DeSouza v. Tradelink, LLC, 2014 IL App (1st) 131456-U provides an excellent – though unpublished – primer on Illinois partnership law and contract interpretation rules. The case also illustrates the confusion that can result when parties to a business deal have several conflicting and parallel documents that govern a single transaction.
Plaintiff entered into a four-way business arrangement with a software developer, another individual and a trading firm to share profits from a unique software trading module invented by the developer. Three documents governed the parties’ relationship. A Term Sheet, a Trader Agreement , a Side Letter (which contained a separate rider) codified the parties venture and assigned each participant’s profits split. The plaintiff, who introduced the software developer to the trading firm, was to receive 5% of all trading profits realized by the developer (who was to be paid 55%) from the software. The payments to the plaintiff were to flow through the developer who would pay plaintiff his share after he (the developer) was paid by the trading company.
When the trading firm severed ties with the developer, the plaintiff sued to recover several million dollars in profits that the company earned over several years based on its use of the trading software. The trial court granted summary judgment for the trading firm on plaintiff’s claims on the basis that no partnership was formed between the parties. Plaintiff appealed.

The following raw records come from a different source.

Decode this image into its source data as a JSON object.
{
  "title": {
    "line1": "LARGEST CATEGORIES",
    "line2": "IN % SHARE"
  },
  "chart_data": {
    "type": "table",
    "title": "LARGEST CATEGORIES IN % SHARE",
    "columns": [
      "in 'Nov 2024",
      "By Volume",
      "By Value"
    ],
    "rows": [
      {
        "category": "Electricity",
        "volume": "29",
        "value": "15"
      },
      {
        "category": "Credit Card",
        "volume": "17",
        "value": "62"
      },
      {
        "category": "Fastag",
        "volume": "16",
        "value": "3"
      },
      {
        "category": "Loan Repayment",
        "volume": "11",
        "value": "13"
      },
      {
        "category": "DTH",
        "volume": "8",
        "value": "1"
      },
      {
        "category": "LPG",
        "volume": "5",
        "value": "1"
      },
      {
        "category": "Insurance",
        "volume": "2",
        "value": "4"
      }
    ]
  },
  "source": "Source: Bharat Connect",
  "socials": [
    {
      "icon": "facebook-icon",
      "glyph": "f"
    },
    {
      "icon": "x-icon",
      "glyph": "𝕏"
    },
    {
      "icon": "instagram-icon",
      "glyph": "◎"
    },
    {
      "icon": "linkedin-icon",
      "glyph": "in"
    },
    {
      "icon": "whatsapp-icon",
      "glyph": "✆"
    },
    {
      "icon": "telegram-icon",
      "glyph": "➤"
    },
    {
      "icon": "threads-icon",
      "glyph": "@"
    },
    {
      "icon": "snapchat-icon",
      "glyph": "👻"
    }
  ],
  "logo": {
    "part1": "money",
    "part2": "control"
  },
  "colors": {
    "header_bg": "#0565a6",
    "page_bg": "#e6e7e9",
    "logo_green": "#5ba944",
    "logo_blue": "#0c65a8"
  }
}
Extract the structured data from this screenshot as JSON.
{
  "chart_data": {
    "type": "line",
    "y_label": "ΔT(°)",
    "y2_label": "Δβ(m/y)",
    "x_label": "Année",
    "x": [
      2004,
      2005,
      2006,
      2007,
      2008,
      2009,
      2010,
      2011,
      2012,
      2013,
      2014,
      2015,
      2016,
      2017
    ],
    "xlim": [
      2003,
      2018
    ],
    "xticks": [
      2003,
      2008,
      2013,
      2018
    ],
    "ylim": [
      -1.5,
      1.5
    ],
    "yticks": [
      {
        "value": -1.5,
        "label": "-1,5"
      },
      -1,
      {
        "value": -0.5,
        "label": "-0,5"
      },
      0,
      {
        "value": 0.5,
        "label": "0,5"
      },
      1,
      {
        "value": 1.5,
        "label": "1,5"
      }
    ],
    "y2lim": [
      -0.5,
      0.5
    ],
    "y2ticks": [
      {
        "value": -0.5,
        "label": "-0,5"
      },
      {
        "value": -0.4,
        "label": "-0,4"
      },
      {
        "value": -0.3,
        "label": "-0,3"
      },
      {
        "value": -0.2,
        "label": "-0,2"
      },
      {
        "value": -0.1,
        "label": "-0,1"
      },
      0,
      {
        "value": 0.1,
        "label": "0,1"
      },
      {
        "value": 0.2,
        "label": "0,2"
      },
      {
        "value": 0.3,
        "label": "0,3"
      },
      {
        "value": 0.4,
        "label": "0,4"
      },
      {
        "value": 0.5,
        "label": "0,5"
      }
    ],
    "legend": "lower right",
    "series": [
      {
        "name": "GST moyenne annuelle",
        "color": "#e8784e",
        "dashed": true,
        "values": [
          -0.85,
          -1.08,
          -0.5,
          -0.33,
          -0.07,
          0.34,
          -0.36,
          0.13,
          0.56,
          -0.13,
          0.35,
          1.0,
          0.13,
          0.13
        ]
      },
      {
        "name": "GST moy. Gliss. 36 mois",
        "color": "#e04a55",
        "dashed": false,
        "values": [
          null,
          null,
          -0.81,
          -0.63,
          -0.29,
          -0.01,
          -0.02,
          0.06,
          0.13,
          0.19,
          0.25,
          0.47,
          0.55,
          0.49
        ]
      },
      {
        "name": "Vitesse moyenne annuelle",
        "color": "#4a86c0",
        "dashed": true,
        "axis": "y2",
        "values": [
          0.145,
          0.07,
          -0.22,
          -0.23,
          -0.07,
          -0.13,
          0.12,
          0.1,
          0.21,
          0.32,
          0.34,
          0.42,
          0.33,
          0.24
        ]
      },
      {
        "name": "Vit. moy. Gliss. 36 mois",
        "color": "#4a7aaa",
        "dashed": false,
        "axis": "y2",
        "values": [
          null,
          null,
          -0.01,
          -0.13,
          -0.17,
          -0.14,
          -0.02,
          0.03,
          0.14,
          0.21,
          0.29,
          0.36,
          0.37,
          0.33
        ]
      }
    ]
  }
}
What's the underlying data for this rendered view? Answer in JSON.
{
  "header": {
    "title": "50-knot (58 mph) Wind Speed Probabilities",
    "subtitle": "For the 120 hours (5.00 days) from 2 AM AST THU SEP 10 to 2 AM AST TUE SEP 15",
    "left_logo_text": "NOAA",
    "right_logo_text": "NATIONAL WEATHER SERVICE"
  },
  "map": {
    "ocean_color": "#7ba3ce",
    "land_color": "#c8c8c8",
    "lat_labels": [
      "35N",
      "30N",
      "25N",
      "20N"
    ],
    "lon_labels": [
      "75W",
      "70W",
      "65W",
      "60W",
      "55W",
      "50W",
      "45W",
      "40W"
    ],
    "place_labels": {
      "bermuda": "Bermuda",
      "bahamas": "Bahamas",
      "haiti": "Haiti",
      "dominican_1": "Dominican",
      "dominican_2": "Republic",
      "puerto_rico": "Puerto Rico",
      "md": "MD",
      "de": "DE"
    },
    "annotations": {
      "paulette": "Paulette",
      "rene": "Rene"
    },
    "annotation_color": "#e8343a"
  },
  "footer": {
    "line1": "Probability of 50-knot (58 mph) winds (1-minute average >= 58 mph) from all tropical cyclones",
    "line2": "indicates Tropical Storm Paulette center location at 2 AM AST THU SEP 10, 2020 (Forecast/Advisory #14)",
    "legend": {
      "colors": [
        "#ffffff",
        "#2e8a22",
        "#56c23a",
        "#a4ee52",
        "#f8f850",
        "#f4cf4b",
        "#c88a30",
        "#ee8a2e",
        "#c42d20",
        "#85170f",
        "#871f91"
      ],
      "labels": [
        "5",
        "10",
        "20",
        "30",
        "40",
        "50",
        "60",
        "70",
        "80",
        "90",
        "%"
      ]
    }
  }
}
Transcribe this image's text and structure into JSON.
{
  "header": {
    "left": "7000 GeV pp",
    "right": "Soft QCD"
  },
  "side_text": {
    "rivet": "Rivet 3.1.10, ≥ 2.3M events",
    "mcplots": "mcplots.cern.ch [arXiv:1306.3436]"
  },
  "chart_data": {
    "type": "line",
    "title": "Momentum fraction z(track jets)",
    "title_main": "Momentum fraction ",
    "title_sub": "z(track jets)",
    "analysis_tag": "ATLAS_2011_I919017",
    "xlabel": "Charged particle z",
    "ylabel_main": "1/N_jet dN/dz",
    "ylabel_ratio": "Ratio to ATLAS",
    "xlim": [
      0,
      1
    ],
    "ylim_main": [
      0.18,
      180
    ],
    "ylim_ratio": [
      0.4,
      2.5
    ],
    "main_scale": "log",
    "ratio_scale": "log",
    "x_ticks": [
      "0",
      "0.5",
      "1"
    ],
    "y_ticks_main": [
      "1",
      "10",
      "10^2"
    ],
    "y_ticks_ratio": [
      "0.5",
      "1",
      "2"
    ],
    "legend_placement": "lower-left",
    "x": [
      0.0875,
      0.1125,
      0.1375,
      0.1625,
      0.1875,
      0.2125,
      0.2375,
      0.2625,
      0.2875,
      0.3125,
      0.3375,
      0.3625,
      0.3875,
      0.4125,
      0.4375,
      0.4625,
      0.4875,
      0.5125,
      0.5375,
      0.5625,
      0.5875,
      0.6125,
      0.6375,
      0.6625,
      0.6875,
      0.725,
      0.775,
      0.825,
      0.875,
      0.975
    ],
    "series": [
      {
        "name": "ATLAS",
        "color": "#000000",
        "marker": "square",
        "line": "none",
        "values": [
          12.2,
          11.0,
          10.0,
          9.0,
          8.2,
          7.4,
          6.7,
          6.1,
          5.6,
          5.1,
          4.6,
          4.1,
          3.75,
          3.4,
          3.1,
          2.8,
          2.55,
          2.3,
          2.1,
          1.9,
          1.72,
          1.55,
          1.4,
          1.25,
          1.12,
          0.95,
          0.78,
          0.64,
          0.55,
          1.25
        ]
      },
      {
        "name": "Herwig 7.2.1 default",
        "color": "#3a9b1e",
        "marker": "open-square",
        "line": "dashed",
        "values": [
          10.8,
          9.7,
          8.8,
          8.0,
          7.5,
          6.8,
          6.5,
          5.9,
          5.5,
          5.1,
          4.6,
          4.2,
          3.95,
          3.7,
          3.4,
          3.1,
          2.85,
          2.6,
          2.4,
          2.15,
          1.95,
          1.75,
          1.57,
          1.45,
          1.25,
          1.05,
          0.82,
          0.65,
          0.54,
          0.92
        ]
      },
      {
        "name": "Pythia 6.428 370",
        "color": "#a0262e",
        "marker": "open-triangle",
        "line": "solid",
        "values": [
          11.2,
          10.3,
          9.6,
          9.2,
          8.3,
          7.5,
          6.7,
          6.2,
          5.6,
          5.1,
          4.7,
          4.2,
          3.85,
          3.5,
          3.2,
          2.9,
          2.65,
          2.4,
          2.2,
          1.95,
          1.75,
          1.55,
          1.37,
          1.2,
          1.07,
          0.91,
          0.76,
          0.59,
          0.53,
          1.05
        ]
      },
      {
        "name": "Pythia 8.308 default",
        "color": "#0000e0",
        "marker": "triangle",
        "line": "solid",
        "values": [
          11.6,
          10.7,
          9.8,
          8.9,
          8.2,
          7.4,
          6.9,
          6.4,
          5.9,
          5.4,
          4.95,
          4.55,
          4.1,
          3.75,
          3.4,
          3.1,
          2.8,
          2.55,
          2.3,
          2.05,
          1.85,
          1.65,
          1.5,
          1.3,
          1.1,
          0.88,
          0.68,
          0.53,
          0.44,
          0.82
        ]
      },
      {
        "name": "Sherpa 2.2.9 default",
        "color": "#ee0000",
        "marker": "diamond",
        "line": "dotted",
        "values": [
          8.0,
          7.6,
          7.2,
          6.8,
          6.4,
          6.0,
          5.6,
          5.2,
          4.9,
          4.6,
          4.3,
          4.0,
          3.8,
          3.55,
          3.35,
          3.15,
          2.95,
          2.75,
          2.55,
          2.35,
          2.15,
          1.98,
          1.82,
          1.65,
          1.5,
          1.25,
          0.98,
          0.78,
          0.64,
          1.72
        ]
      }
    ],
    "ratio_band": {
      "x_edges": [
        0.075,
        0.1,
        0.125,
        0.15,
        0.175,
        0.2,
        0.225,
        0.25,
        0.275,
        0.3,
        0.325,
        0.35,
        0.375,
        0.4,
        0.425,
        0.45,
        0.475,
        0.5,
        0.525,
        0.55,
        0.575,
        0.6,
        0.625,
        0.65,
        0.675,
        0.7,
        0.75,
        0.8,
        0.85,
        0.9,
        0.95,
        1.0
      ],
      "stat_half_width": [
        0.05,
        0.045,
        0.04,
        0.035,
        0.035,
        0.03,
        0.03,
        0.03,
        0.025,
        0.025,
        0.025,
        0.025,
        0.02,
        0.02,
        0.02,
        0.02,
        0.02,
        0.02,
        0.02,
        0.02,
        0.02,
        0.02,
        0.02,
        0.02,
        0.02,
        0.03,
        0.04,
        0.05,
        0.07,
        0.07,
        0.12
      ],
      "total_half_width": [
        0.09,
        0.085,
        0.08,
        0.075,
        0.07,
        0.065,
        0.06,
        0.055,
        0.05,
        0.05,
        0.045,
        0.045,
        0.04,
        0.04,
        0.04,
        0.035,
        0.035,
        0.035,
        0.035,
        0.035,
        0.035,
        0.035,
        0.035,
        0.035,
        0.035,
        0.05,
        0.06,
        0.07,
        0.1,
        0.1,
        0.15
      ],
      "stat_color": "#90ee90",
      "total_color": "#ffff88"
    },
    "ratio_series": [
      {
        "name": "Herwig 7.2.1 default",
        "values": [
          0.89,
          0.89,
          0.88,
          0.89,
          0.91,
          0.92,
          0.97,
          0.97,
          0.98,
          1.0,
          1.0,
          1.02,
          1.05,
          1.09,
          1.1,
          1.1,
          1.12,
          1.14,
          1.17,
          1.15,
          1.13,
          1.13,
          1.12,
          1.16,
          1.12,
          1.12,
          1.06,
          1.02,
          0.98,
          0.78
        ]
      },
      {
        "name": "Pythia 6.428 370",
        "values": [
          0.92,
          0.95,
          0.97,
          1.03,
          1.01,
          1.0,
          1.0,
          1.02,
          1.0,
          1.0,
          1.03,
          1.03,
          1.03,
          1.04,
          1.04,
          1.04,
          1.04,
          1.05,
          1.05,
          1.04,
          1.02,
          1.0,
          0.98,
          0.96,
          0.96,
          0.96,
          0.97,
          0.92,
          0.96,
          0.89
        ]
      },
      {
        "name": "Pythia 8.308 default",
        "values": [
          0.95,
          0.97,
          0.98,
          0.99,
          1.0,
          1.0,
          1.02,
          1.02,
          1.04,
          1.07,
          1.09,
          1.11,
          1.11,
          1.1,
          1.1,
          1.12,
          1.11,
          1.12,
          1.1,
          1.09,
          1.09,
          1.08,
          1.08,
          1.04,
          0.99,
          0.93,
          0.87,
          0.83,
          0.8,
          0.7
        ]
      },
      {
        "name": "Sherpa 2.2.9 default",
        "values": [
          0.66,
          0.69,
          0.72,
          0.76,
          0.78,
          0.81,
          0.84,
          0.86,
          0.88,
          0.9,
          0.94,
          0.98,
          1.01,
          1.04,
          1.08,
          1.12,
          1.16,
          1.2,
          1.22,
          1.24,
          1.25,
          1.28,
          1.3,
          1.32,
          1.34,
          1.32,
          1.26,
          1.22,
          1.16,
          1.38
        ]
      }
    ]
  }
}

Held: Reversed. Questions of fact exist as to whether the parties intended to form a partnership.
Rules/Reasoning:
The Uniform Partnership Act (810 ILCS 206/100, 202(a))(the UPA) defines a partnership as the association of two or more persons to carry on as co-owners a business for profit – regardless of whether that was the persons’ intent. The sharing of gross revenues by 2 or more people doesn’t establish a partnership by itself but where a person receives a share of business profits, he is presumed to be a partner unless he was paid (a) wages as an employee or (b) compensated as an independent contractor. UPA Section 206/202(c); (¶21).
Illinois courts describe a partnership as a contractual relationship and a partnership is controlled by the parties’ oral or written agreement. The caselaw echoes the UPA and finds a partnership where parties join together to carry on a business venture for their common benefit and each party contributes property or services to the enterprise and has a community interest in the business profits.
Other indices of a partnership include the manner in which the parties deal with one another, the mode in which each alleged partner dealt with third parties with the other partners’ knowledge and whether the two (or more) persons advertised their business using a firm name. (¶ 21). The Court also looks at whether the business has filed a partnership certificate with the county clerk, whether the business has a checking account and files partnership tax returns as part of its partnership inquiry. And while the parties’ intent isn’t the decisive factor (in deciding whether there is a partnership), it’s still something the court considers when determining whether a partnership exists. (¶¶33, 42).
The Court reversed summary judgment for the trading company because there were disputed fact questions as to whether the parties formed a legal partnership. The various documents and the parties’ conduct was both consistent and inconsistent with the existence of a partnership. The pro-partnership factors included multiple references to the terms “partner” and “partnership” and the fact that plaintiff was assigned a specific percentage of the business arrangement’s profits.
Factors that ran counter to a partnership finding included the plaintiff not contributing property or funding for the business and not having any role in the day-to-day business of the trading firm. that plaintiff didn’t contribute any money to the enterprise, didn’t run the trading business or share in business losses. Because there were so many factual and textual incongruities in the various documents, it wasn’t clear whether the parties meant to form a partnership. (¶¶ 22-28)
The other key fact dispute that led to the court’s summary judgment reversal involved plaintiff’s role in the enterprise. The trial court found that plaintiff was merely a “finder” who connected to developer with the trading company and was entitled to a “finder’s fee.” But there was evidence in the record that plaintiff expended time , energy and money in consummating the developer-trading firm connection. Because of this, it was conceivable that the plaintiff contributed property or services to the business venture. If plaintiff’s time and money efforts were considered contributions of property or services, this would indicate the existence of a partnership. More facts needed to be developed for the court to rule definitively on the partnership question. (¶¶ 31-32).
Take-aways: Confusion results where multiple documents govern the same transaction. Where multiple agreements control a single transaction, the agreements should incorporate each other by reference and specifically state what document trumps the other(s) if there is a dispute or conflict among the different terms. The case’s real value, though, lies in its excellent summary of Illinois partnership law under the UPA and the construing caselaw. De Souza provides a fairly exhaustive summary of the key elements a court considers when deciding whether the parties’ conduct evidences a formal partnership.